There are a couple of posts showing how to archive Discourse:
- https://meta.discourse.org/t/archive-an-old-forum-in-place-to-start-a-new-discourse-forum/13433/14 . That post describes how to get a WARC archive. However I just needed a html archive. Besides, not all pre-requisites are downloaded.
- https://github.com/kitsandkats/ArchiveDiscourse . Did not try, as it required a software build step.
- https://letswp.io/download-discourse-forum-wget/ . This post is quite nice, because it explains some of the needed parameters for wget to download a Discourse forum.
In the end I made a new wget script to download a Discourse forum.

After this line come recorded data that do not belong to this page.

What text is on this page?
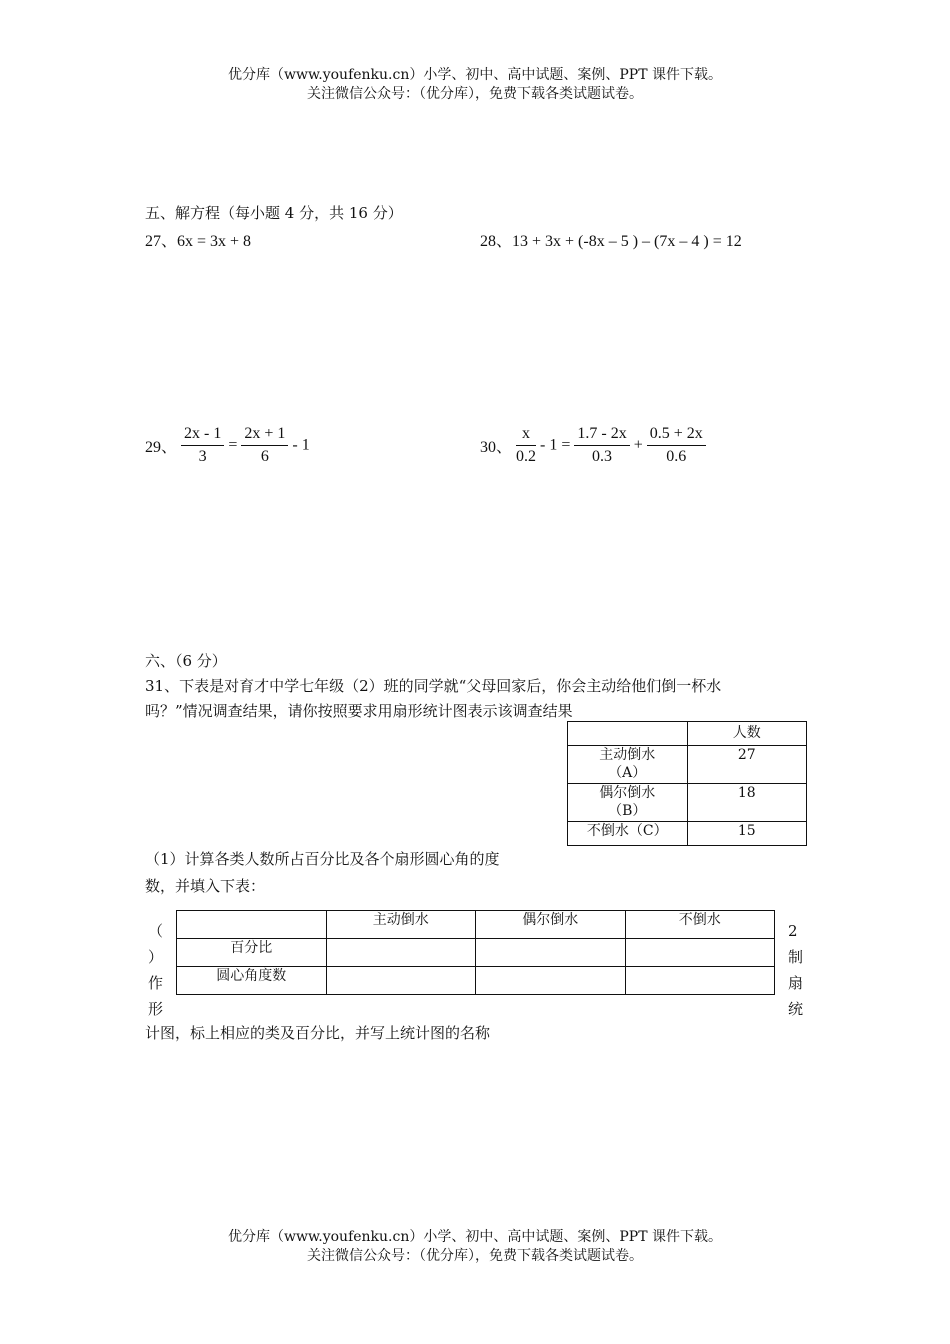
优分库（www.youfenku.cn）小学、初中、高中试题、案例、PPT 课件下载。
关注微信公众号：（优分库），免费下载各类试题试卷。
五、解方程（每小题 4 分，共 16 分）
27、6x = 3x + 8	28、13 + 3x + (-8x – 5 ) – (7x – 4 ) = 12
29、 $\frac{2x - 1}{3} = \frac{2x + 1}{6} - 1$	30、 $\frac{x}{0.2} - 1 = \frac{1.7 - 2x}{0.3} + \frac{0.5 + 2x}{0.6}$
六、（6 分）
31、下表是对育才中学七年级（2）班的同学就“父母回家后，你会主动给他们倒一杯水
吗？”情况调查结果，请你按照要求用扇形统计图表示该调查结果
	人数

主动倒水
（A）	27

偶尔倒水
（B）	18
不倒水（C）	15
（1）计算各类人数所占百分比及各个扇形圆心角的度
数，并填入下表：
	主动倒水	偶尔倒水	不倒水
百分比			
圆心角度数			
（
）
作
形
2
制
扇
统
计图，标上相应的类及百分比，并写上统计图的名称
优分库（www.youfenku.cn）小学、初中、高中试题、案例、PPT 课件下载。
关注微信公众号：（优分库），免费下载各类试题试卷。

The key thing which the other solutions lacked was that they did not include all page pre-requisites like the pace css. In order to do that, I tweaked the wget script as:
time wget --mirror \ --page-requisites \ --span-hosts \ --domains=PRIVATE-DISCOURSE.COM,discourse-cdn.com \ --convert-links \ --adjust-extension \ --compression=auto \ --reject-regex "/search" \ --no-if-modified-since \ --no-check-certificate \ --execute robots=off \ --random-wait \ --wait=1 \ --user-agent="Googlebot/2.1 (+http://www.google.com/bot.html)" \ --no-cookies \ --tries=3 \ https://YOUR.PRIVATE-DISCOURSE.COM
The key thing missing in the other scripts was
--span-hosts to enable downloading CSS and other static content, and adding
--domains=PRIVATE-DISCOURSE.COM,discourse-cdn.com to limit downloading content to domains directly associated with your own Discourse instance.
When you use the script, you need to replace
PRIVATE-DISCOURSE.COM with the URL and second level domain of your own instance. For Example:
The script will take it’s time, and you easily need to wait a couple of hours for the download to complete. This is by design to not overload your Discourse instance.